Dans un communiqué de presse du 12 octobre 2015, le collectif Ensemble contre la traite des êtres humains regrettait ainsi que « les moyens financiers pour les associations qui accueillent, accompagnent, soutiennent au quotidien les victimes de traite, pourtant préconisés par le plan, [soient] aujourd’hui dérisoires ».

À cette insuffisance des moyens pour accomplir des missions au nom de l’État s’ajoutent le manque de visibilité et l’incertitude pesant sur les subventions publiques, qui vont jusqu’à remettre en cause les actions et la pérennité des associations. La plupart de celles qui ont été entendues par la délégation au cours des tables rondes du 25 novembre 2015 et du 14 janvier 2016 ont confirmé les inquiétudes existant à cet égard.

Ainsi, le président du Comité contre l’esclavage moderne a indiqué que, tous les ans depuis 2009, se pose la question de la survie de ce dernier, en raison du manque de financement dans un contexte budgétaire extrêmement contraint.

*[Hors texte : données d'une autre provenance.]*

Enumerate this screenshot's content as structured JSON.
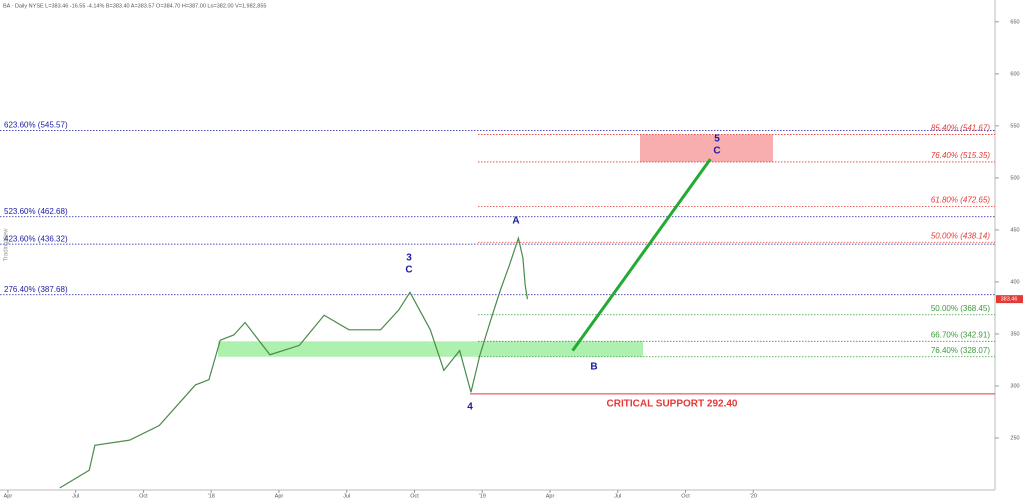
{
  "chart_data": {
    "type": "line",
    "title": "BA · Daily NYSE  L=383.46 -16.55 -4.14%  B=383.40 A=383.57 O=384.70 H=387.00 Lo=382.00 V=1,982,855",
    "watermark": "TradingView",
    "last_price": {
      "value": 383.46,
      "label": "383.46",
      "color": "#e53935"
    },
    "xlim": [
      -0.35,
      43.7
    ],
    "xticks": [
      {
        "value": 0,
        "label": "Apr"
      },
      {
        "value": 3,
        "label": "Jul"
      },
      {
        "value": 6,
        "label": "Oct"
      },
      {
        "value": 9,
        "label": "'18"
      },
      {
        "value": 12,
        "label": "Apr"
      },
      {
        "value": 15,
        "label": "Jul"
      },
      {
        "value": 18,
        "label": "Oct"
      },
      {
        "value": 21,
        "label": "'19"
      },
      {
        "value": 24,
        "label": "Apr"
      },
      {
        "value": 27,
        "label": "Jul"
      },
      {
        "value": 30,
        "label": "Oct"
      },
      {
        "value": 33,
        "label": "'20"
      }
    ],
    "ylim": [
      200,
      671
    ],
    "yticks": [
      250,
      300,
      350,
      400,
      450,
      500,
      550,
      600,
      650
    ],
    "x": [
      2.3,
      3.6,
      3.85,
      5.4,
      6.7,
      8.3,
      8.9,
      9.4,
      10.0,
      10.5,
      11.6,
      12.9,
      14.0,
      15.1,
      16.5,
      17.3,
      17.8,
      18.7,
      19.3,
      20.0,
      20.5,
      20.9,
      21.4,
      21.8,
      22.2,
      22.6,
      22.8,
      22.9,
      23.0
    ],
    "series": [
      {
        "color": "#4a8a4a",
        "values": [
          202,
          219,
          243,
          248,
          262,
          301,
          306,
          344,
          349,
          361,
          330,
          339,
          368,
          354,
          354,
          373,
          390,
          354,
          315,
          334,
          294,
          330,
          365,
          392,
          416,
          442,
          423,
          397,
          383.46
        ]
      }
    ],
    "levels": [
      {
        "label": "623.60% (545.57)",
        "value": 545.57,
        "side": "left",
        "color": "#1a1aa6"
      },
      {
        "label": "523.60% (462.68)",
        "value": 462.68,
        "side": "left",
        "color": "#1a1aa6"
      },
      {
        "label": "423.60% (436.32)",
        "value": 436.32,
        "side": "left",
        "color": "#1a1aa6"
      },
      {
        "label": "276.40% (387.68)",
        "value": 387.68,
        "side": "left",
        "color": "#1a1aa6"
      },
      {
        "label": "85.40% (541.67)",
        "value": 541.67,
        "side": "right",
        "color": "#e53935"
      },
      {
        "label": "76.40% (515.35)",
        "value": 515.35,
        "side": "right",
        "color": "#e53935"
      },
      {
        "label": "61.80% (472.65)",
        "value": 472.65,
        "side": "right",
        "color": "#e53935"
      },
      {
        "label": "50.00% (438.14)",
        "value": 438.14,
        "side": "right",
        "color": "#e53935"
      },
      {
        "label": "50.00% (368.45)",
        "value": 368.45,
        "side": "right",
        "color": "#3a9a3a"
      },
      {
        "label": "66.70% (342.91)",
        "value": 342.91,
        "side": "right",
        "color": "#3a9a3a"
      },
      {
        "label": "76.40% (328.07)",
        "value": 328.07,
        "side": "right",
        "color": "#3a9a3a"
      }
    ],
    "support": {
      "label": "CRITICAL SUPPORT 292.40",
      "value": 292.4,
      "color": "#e53935"
    },
    "projection": {
      "x": [
        25.0,
        31.1
      ],
      "values": [
        334,
        518
      ],
      "color": "#22aa33"
    },
    "waves": [
      "3",
      "C",
      "A",
      "B",
      "4",
      "5",
      "C"
    ]
  }
}
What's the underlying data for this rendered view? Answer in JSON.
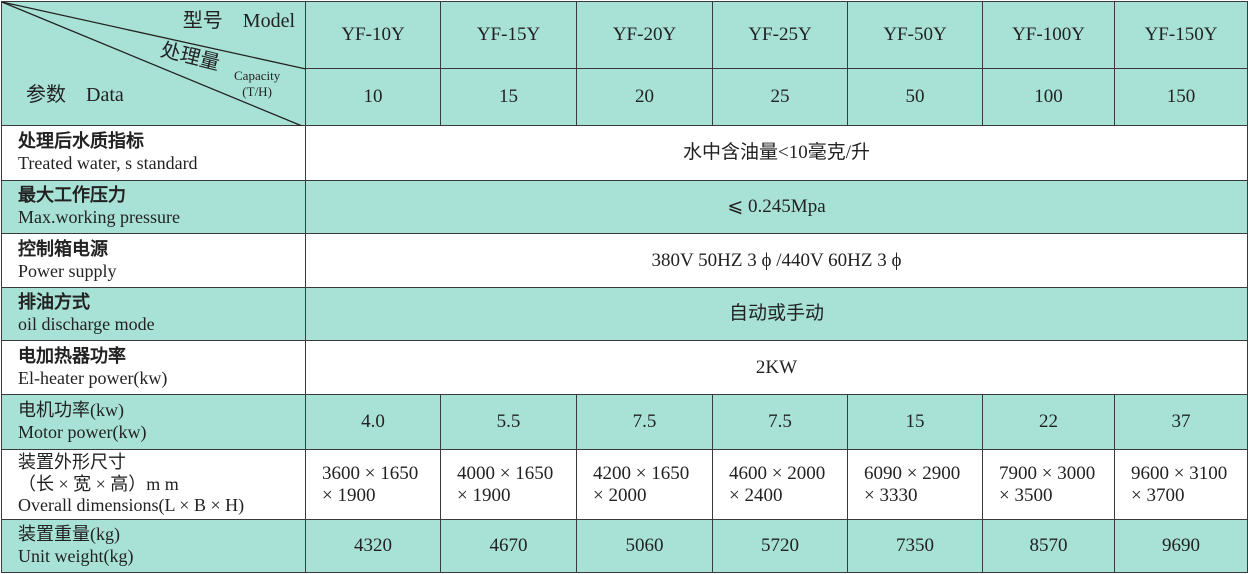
{
  "header": {
    "model_label": "型号　Model",
    "capacity_label_cn": "处理量",
    "capacity_label_en": "Capacity",
    "capacity_unit": "(T/H)",
    "data_label": "参数　Data",
    "models": [
      "YF-10Y",
      "YF-15Y",
      "YF-20Y",
      "YF-25Y",
      "YF-50Y",
      "YF-100Y",
      "YF-150Y"
    ],
    "capacities": [
      "10",
      "15",
      "20",
      "25",
      "50",
      "100",
      "150"
    ]
  },
  "rows": [
    {
      "label": [
        "处理后水质指标",
        "Treated  water, s  standard"
      ],
      "span": "水中含油量<10毫克/升",
      "bg": "white"
    },
    {
      "label": [
        "最大工作压力",
        "Max.working  pressure"
      ],
      "span": "⩽ 0.245Mpa",
      "bg": "teal"
    },
    {
      "label": [
        "控制箱电源",
        "Power  supply"
      ],
      "span": "380V  50HZ  3 ϕ /440V  60HZ  3 ϕ",
      "bg": "white"
    },
    {
      "label": [
        "排油方式",
        "oil  discharge  mode"
      ],
      "span": "自动或手动",
      "bg": "teal"
    },
    {
      "label": [
        "电加热器功率",
        "El-heater  power(kw)"
      ],
      "span": "2KW",
      "bg": "white"
    },
    {
      "label": [
        "电机功率(kw)",
        "Motor  power(kw)"
      ],
      "values": [
        "4.0",
        "5.5",
        "7.5",
        "7.5",
        "15",
        "22",
        "37"
      ],
      "bg": "teal"
    },
    {
      "label": [
        "装置外形尺寸",
        "（长 × 宽 × 高）m  m",
        "Overall  dimensions(L × B × H)"
      ],
      "values": [
        [
          "3600 × 1650",
          "× 1900"
        ],
        [
          "4000 × 1650",
          "× 1900"
        ],
        [
          "4200 × 1650",
          "× 2000"
        ],
        [
          "4600 × 2000",
          "× 2400"
        ],
        [
          "6090 × 2900",
          "× 3330"
        ],
        [
          "7900 × 3000",
          "× 3500"
        ],
        [
          "9600 × 3100",
          "× 3700"
        ]
      ],
      "bg": "white"
    },
    {
      "label": [
        "装置重量(kg)",
        "Unit  weight(kg)"
      ],
      "values": [
        "4320",
        "4670",
        "5060",
        "5720",
        "7350",
        "8570",
        "9690"
      ],
      "bg": "teal"
    }
  ],
  "colors": {
    "teal": "#a8e2d6",
    "border": "#3a3a3a"
  }
}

Devant ce constat, la délégation aux droits des femmes a adopté une recommandation plaidant pour une sanctuarisation dans la durée des moyens budgétaires et humains attribués aux associations.

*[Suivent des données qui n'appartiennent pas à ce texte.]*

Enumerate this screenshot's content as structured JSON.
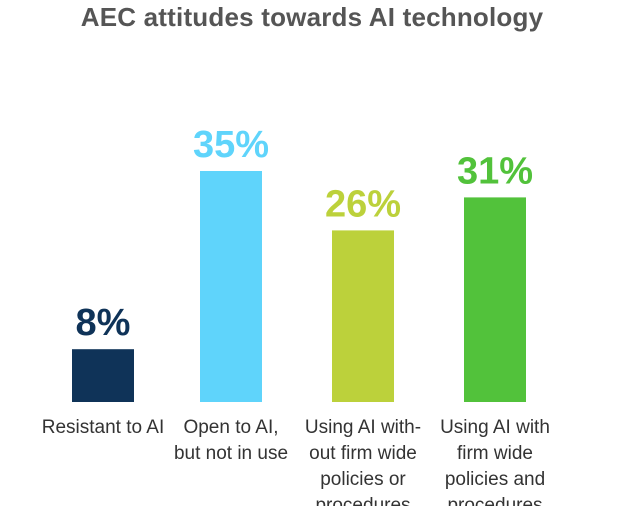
{
  "chart_data": {
    "type": "bar",
    "title": "AEC attitudes towards AI technology",
    "categories": [
      [
        "Resistant to AI"
      ],
      [
        "Open to AI,",
        "but not in use"
      ],
      [
        "Using AI with-",
        "out firm wide",
        "policies or",
        "procedures"
      ],
      [
        "Using AI with",
        "firm wide",
        "policies and",
        "procedures"
      ]
    ],
    "values": [
      8,
      35,
      26,
      31
    ],
    "value_labels": [
      "8%",
      "35%",
      "26%",
      "31%"
    ],
    "colors": [
      "#0f3358",
      "#5fd4fb",
      "#bcd13b",
      "#52c23b"
    ],
    "ylim": [
      0,
      35
    ],
    "grid": false,
    "xlabel": "",
    "ylabel": ""
  }
}
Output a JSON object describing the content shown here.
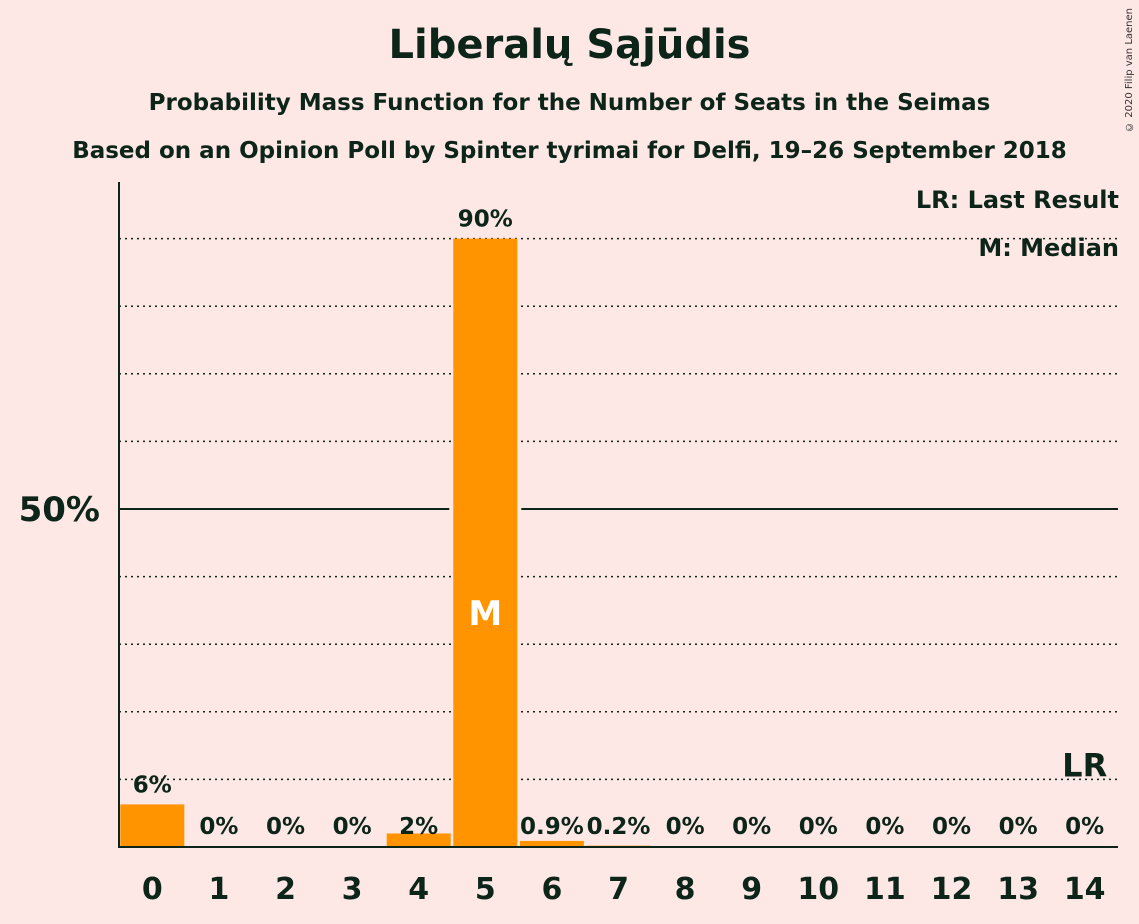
{
  "chart_data": {
    "type": "bar",
    "title": "Liberalų Sąjūdis",
    "subtitle": "Probability Mass Function for the Number of Seats in the Seimas",
    "subtitle2": "Based on an Opinion Poll by Spinter tyrimai for Delfi, 19–26 September 2018",
    "copyright": "© 2020 Filip van Laenen",
    "legend_lr": "LR: Last Result",
    "legend_m": "M: Median",
    "categories": [
      "0",
      "1",
      "2",
      "3",
      "4",
      "5",
      "6",
      "7",
      "8",
      "9",
      "10",
      "11",
      "12",
      "13",
      "14"
    ],
    "values": [
      6.3,
      0,
      0,
      0,
      2,
      90,
      0.9,
      0.2,
      0,
      0,
      0,
      0,
      0,
      0,
      0
    ],
    "value_labels": [
      "6%",
      "0%",
      "0%",
      "0%",
      "2%",
      "90%",
      "0.9%",
      "0.2%",
      "0%",
      "0%",
      "0%",
      "0%",
      "0%",
      "0%",
      "0%"
    ],
    "ylim": [
      0,
      100
    ],
    "ytick_label": "50%",
    "ytick_value": 50,
    "gridlines": [
      10,
      20,
      30,
      40,
      60,
      70,
      80,
      90
    ],
    "median_category": "5",
    "median_marker": "M",
    "last_result_category": "14",
    "last_result_marker": "LR",
    "bar_color": "#ff9400",
    "legend_placement": "top-right"
  }
}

En effet, la mise en œuvre du plan d’action national de lutte contre la traite 2014-2016 engagée par le Gouvernent devait être financée de manière continue et pérenne. Or 4,98 millions d’euros seulement sont inscrits au programme 137 au titre de la lutte contre la traite des êtres humains, 410 000 euros sont consacrés au financement d’associations « têtes de réseaux » et 4,57 millions d’euros sont dédiés au financement d’actions locales en matière de formation des professionnels, de sensibilisation des jeunes, d’organisation de manifestations en direction du grand public, d’accompagnement social.

Les autres sources de financement sont des recettes bien plus aléatoires, voire hypothétiques, car elles sont censées provenir de la confiscation, par l’Agence de gestion et de recouvrement des avoirs saisis et confisqués, des biens et produits des personnes et réseaux coupables de traite des êtres humains et de proxénétisme et des sommes qui seront issues de la pénalisation des acheteurs d’actes sexuels prévue par la loi.

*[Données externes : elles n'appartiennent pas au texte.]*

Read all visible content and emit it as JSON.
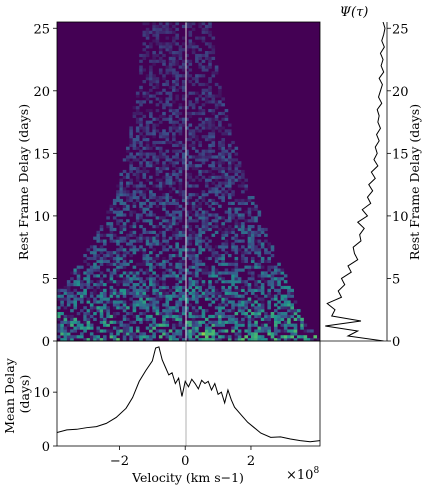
{
  "chart_data": [
    {
      "panel": "transfer-function-heatmap",
      "type": "heatmap",
      "ylabel": "Rest Frame Delay (days)",
      "xlim": [
        -390000000.0,
        410000000.0
      ],
      "ylim": [
        0,
        25.5
      ],
      "xticks": [
        -2,
        0,
        2
      ],
      "yticks": [
        0,
        5,
        10,
        15,
        20,
        25
      ],
      "colormap": [
        "#440154",
        "#3b528b",
        "#21918c",
        "#5ec962",
        "#fde725"
      ],
      "envelope_note": "",
      "envelope": {
        "delay": [
          0,
          2,
          4,
          6,
          8,
          10,
          12,
          15,
          18,
          21,
          25.5
        ],
        "v_min": [
          -390000000.0,
          -390000000.0,
          -390000000.0,
          -330000000.0,
          -280000000.0,
          -240000000.0,
          -210000000.0,
          -180000000.0,
          -160000000.0,
          -140000000.0,
          -130000000.0
        ],
        "v_max": [
          410000000.0,
          350000000.0,
          330000000.0,
          290000000.0,
          260000000.0,
          230000000.0,
          200000000.0,
          160000000.0,
          130000000.0,
          100000000.0,
          80000000.0
        ]
      },
      "hotspots": [
        {
          "v": 60000000.0,
          "delay": 0.4,
          "level": 1.0
        },
        {
          "v": 210000000.0,
          "delay": 0.3,
          "level": 0.85
        },
        {
          "v": -330000000.0,
          "delay": 3.0,
          "level": 0.55
        },
        {
          "v": 120000000.0,
          "delay": 1.5,
          "level": 0.6
        },
        {
          "v": -150000000.0,
          "delay": 4.5,
          "level": 0.5
        }
      ]
    },
    {
      "panel": "delay-distribution",
      "type": "line",
      "title": "Ψ(τ)",
      "ylabel": "Rest Frame Delay (days)",
      "ylim": [
        0,
        25.5
      ],
      "yticks": [
        0,
        5,
        10,
        15,
        20,
        25
      ],
      "delay": [
        0.0,
        0.4,
        0.8,
        1.2,
        1.6,
        2.0,
        2.5,
        3.0,
        3.5,
        4.0,
        4.5,
        5.0,
        5.5,
        6.0,
        6.5,
        7.0,
        7.5,
        8.0,
        8.5,
        9.0,
        9.5,
        10.0,
        10.5,
        11.0,
        11.5,
        12.0,
        12.5,
        13.0,
        13.5,
        14.0,
        14.5,
        15.0,
        15.5,
        16.0,
        16.5,
        17.0,
        17.5,
        18.0,
        18.5,
        19.0,
        19.5,
        20.0,
        20.5,
        21.0,
        21.5,
        22.0,
        22.5,
        23.0,
        23.5,
        24.0,
        24.5,
        25.0,
        25.5
      ],
      "psi": [
        0.95,
        0.4,
        0.55,
        0.05,
        0.6,
        0.15,
        0.2,
        0.08,
        0.3,
        0.25,
        0.35,
        0.3,
        0.45,
        0.4,
        0.55,
        0.5,
        0.48,
        0.6,
        0.58,
        0.65,
        0.55,
        0.7,
        0.62,
        0.75,
        0.7,
        0.78,
        0.72,
        0.82,
        0.76,
        0.86,
        0.8,
        0.85,
        0.82,
        0.88,
        0.84,
        0.9,
        0.86,
        0.88,
        0.85,
        0.92,
        0.87,
        0.9,
        0.93,
        0.88,
        0.95,
        0.91,
        0.94,
        0.9,
        0.96,
        0.92,
        0.95,
        0.97,
        0.94
      ]
    },
    {
      "panel": "mean-delay",
      "type": "line",
      "xlabel": "Velocity (km s−1)",
      "ylabel": "Mean Delay\n(days)",
      "x_multiplier": "×10",
      "x_multiplier_exp": "8",
      "xlim": [
        -390000000.0,
        410000000.0
      ],
      "ylim": [
        0,
        19.5
      ],
      "xticks": [
        -2,
        0,
        2
      ],
      "yticks": [
        0,
        10
      ],
      "x": [
        -390000000.0,
        -360000000.0,
        -330000000.0,
        -300000000.0,
        -270000000.0,
        -240000000.0,
        -210000000.0,
        -180000000.0,
        -160000000.0,
        -140000000.0,
        -120000000.0,
        -100000000.0,
        -90000000.0,
        -80000000.0,
        -70000000.0,
        -60000000.0,
        -50000000.0,
        -40000000.0,
        -30000000.0,
        -20000000.0,
        -10000000.0,
        0.0,
        10000000.0,
        20000000.0,
        30000000.0,
        40000000.0,
        50000000.0,
        60000000.0,
        70000000.0,
        80000000.0,
        90000000.0,
        100000000.0,
        110000000.0,
        120000000.0,
        130000000.0,
        140000000.0,
        150000000.0,
        170000000.0,
        190000000.0,
        210000000.0,
        230000000.0,
        260000000.0,
        290000000.0,
        320000000.0,
        350000000.0,
        380000000.0,
        410000000.0
      ],
      "y": [
        2.5,
        3.0,
        3.1,
        3.4,
        3.6,
        4.2,
        5.3,
        7.0,
        9.0,
        12.0,
        14.0,
        15.8,
        18.2,
        18.4,
        16.0,
        14.6,
        13.2,
        13.6,
        11.6,
        12.6,
        9.2,
        12.0,
        11.0,
        12.4,
        11.6,
        10.6,
        12.2,
        11.6,
        12.0,
        10.4,
        11.6,
        9.6,
        10.0,
        8.0,
        10.4,
        8.6,
        7.2,
        5.8,
        4.4,
        3.4,
        2.4,
        1.6,
        1.7,
        1.3,
        1.0,
        0.8,
        1.0
      ]
    }
  ]
}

Je voudrais m’arrêter un instant sur un exemple dont j’ai eu connaissance la semaine dernière. Il reflète à la fois le manque de moyens des associations et l’insuffisance de coordination qui nuisent à la prise en charge des victimes.

Dans le cadre de la gestion de la crise migratoire sur notre sol, le Gouvernement a confié la prise en charge des migrants et migrantes à des ONG – France terre d’Asile, Médecins du Monde, Terre d’errance, Médecins sans frontières –, dont j’ai pu constater la qualité du travail à Calais.

Ces ONG ont été confrontées aux problématiques de la santé sexuelle et des violences faites aux femmes en transit, qui leur ont fait prendre conscience de la nécessité de mettre en place une approche de « genre » pour penser l’accompagnement de ces personnes et réduire les risques de violences.

Cette approche spécifique, nous en avons bien conscience au sein de la délégation aux droits des femmes, est indispensable pour aborder les violences faites aux femmes et les spécificités de leur accueil et de leur accompagnement : organisation des lieux d’accueil et de soins, des douches, des files d’attente, mais aussi prise en compte des sujets liés à la santé et à la sexualité, comme le recours à l’IVG, difficiles à aborder et donc souvent occultés.

Cet exemple révèle la nécessité de retenir une approche prenant en compte les spécificités de genre.

Le planning familial du Pas-de-Calais a ainsi été sollicité par les ONG pour organiser une formation « genre et migration » à destination des bénévoles et des professionnels en contact avec ces femmes migrantes. Pour financer ces actions de formation, le planning familial a sollicité en vain l’ARS, l’Agence régionale de santé, afin de mettre en place un partenariat. Le planning familial a bien réussi à obtenir un financement du Fonds pour les femmes en Méditerranée, mais aucun de l’État. Je souhaitais vous faire part de cet exemple, qui s’apparente pour moi à un dysfonctionnement tout à fait préjudiciable.

J’espère, madame la ministre, que vous relaierez ces deux recommandations lors des prochains arbitrages budgétaires.